Could a surjective ring homomorphism send a maximal ideal to a prime ideal that is not maximal?
No. If $f\colon R\to S$ is a surjective ring homomorphism, and $M$ is a maximal ideal of $R$, then either $f(M)$ is maximal in $S$, or $f(M)=S$. To see this, note that the Lattice Isomorphism Theorem establishes an inclusion-preserving correspondence between ideals of $S$ and ideals of $R$ that contain $\ker(f)$. If $M$ contains $\ker(f)$, then because it is maximal in $R$ it follows by this correspondence that its image is maximal in $S$. If $M$ does not contain $\ker(f)$, then since $M$ is maximal and $M\lt M+\ker(f)\leq R$ with $M+\ker(f)$ an ideal, it follows that $M+\ker(f)=R$. Thus, $f(M) = f(M+\ker(f)) = f(R) = S$. So the image of $M$ is either maximal or the whole ring; it cannot be a non-maximal prime, if $f$ is surjective.

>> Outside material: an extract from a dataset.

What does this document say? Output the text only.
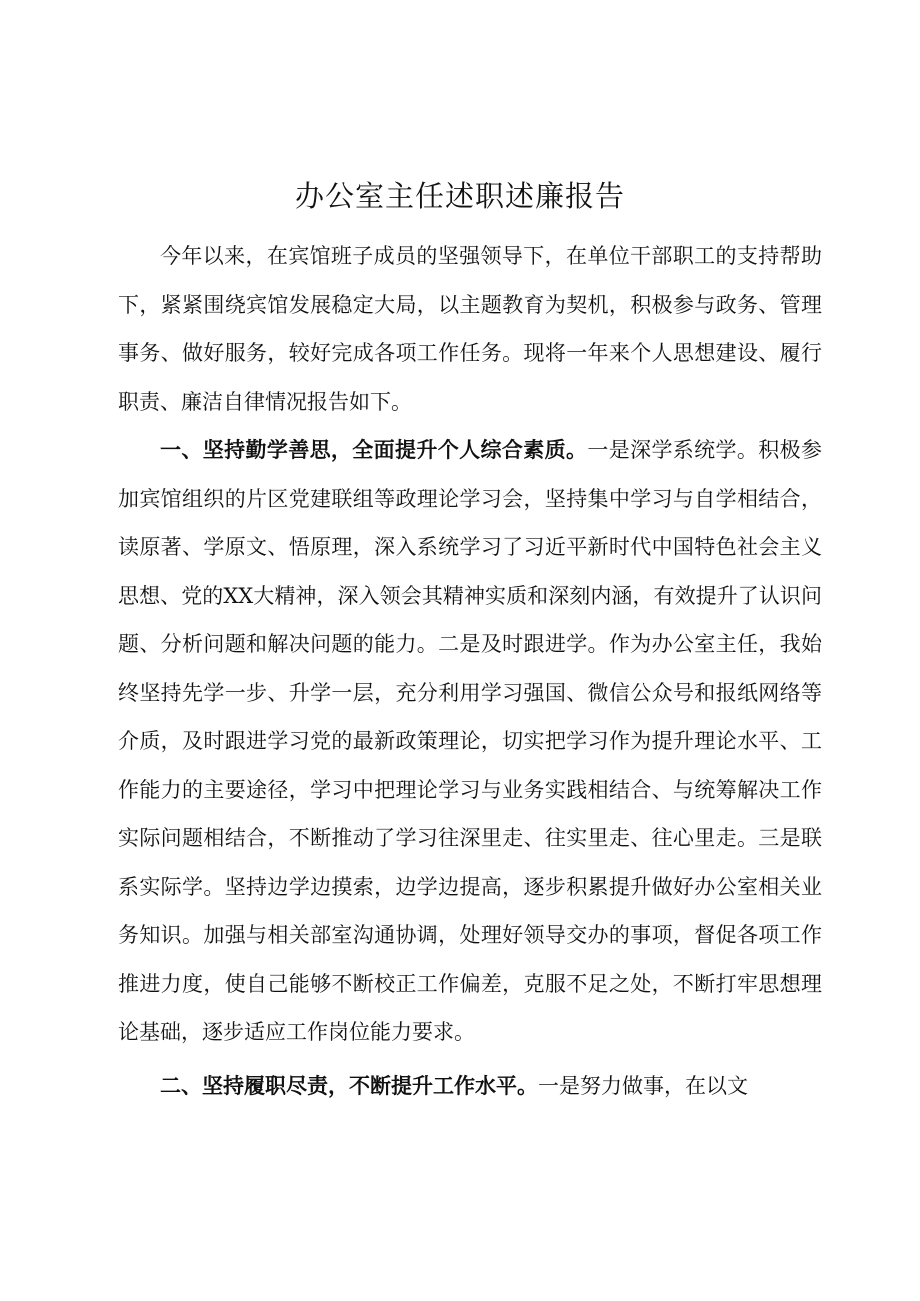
办公室主任述职述廉报告

今年以来，在宾馆班子成员的坚强领导下，在单位干部职工的支持帮助下，紧紧围绕宾馆发展稳定大局，以主题教育为契机，积极参与政务、管理事务、做好服务，较好完成各项工作任务。现将一年来个人思想建设、履行职责、廉洁自律情况报告如下。

一、坚持勤学善思，全面提升个人综合素质。一是深学系统学。积极参加宾馆组织的片区党建联组等政理论学习会，坚持集中学习与自学相结合，读原著、学原文、悟原理，深入系统学习了习近平新时代中国特色社会主义思想、党的XX大精神，深入领会其精神实质和深刻内涵，有效提升了认识问题、分析问题和解决问题的能力。二是及时跟进学。作为办公室主任，我始终坚持先学一步、升学一层，充分利用学习强国、微信公众号和报纸网络等介质，及时跟进学习党的最新政策理论，切实把学习作为提升理论水平、工作能力的主要途径，学习中把理论学习与业务实践相结合、与统筹解决工作实际问题相结合，不断推动了学习往深里走、往实里走、往心里走。三是联系实际学。坚持边学边摸索，边学边提高，逐步积累提升做好办公室相关业务知识。加强与相关部室沟通协调，处理好领导交办的事项，督促各项工作推进力度，使自己能够不断校正工作偏差，克服不足之处，不断打牢思想理论基础，逐步适应工作岗位能力要求。

二、坚持履职尽责，不断提升工作水平。一是努力做事，在以文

Note that the assertion that a morphism that sends ideals to ideals must be surjective requires rings to be unital and maps to be unital (rings to have a multiplicative identity, and morphisms to send the multiplicative identity of the domain to the multiplicative identity of the image). A simple counterexample without this assumption is to take the zero map into a nontrivial ring.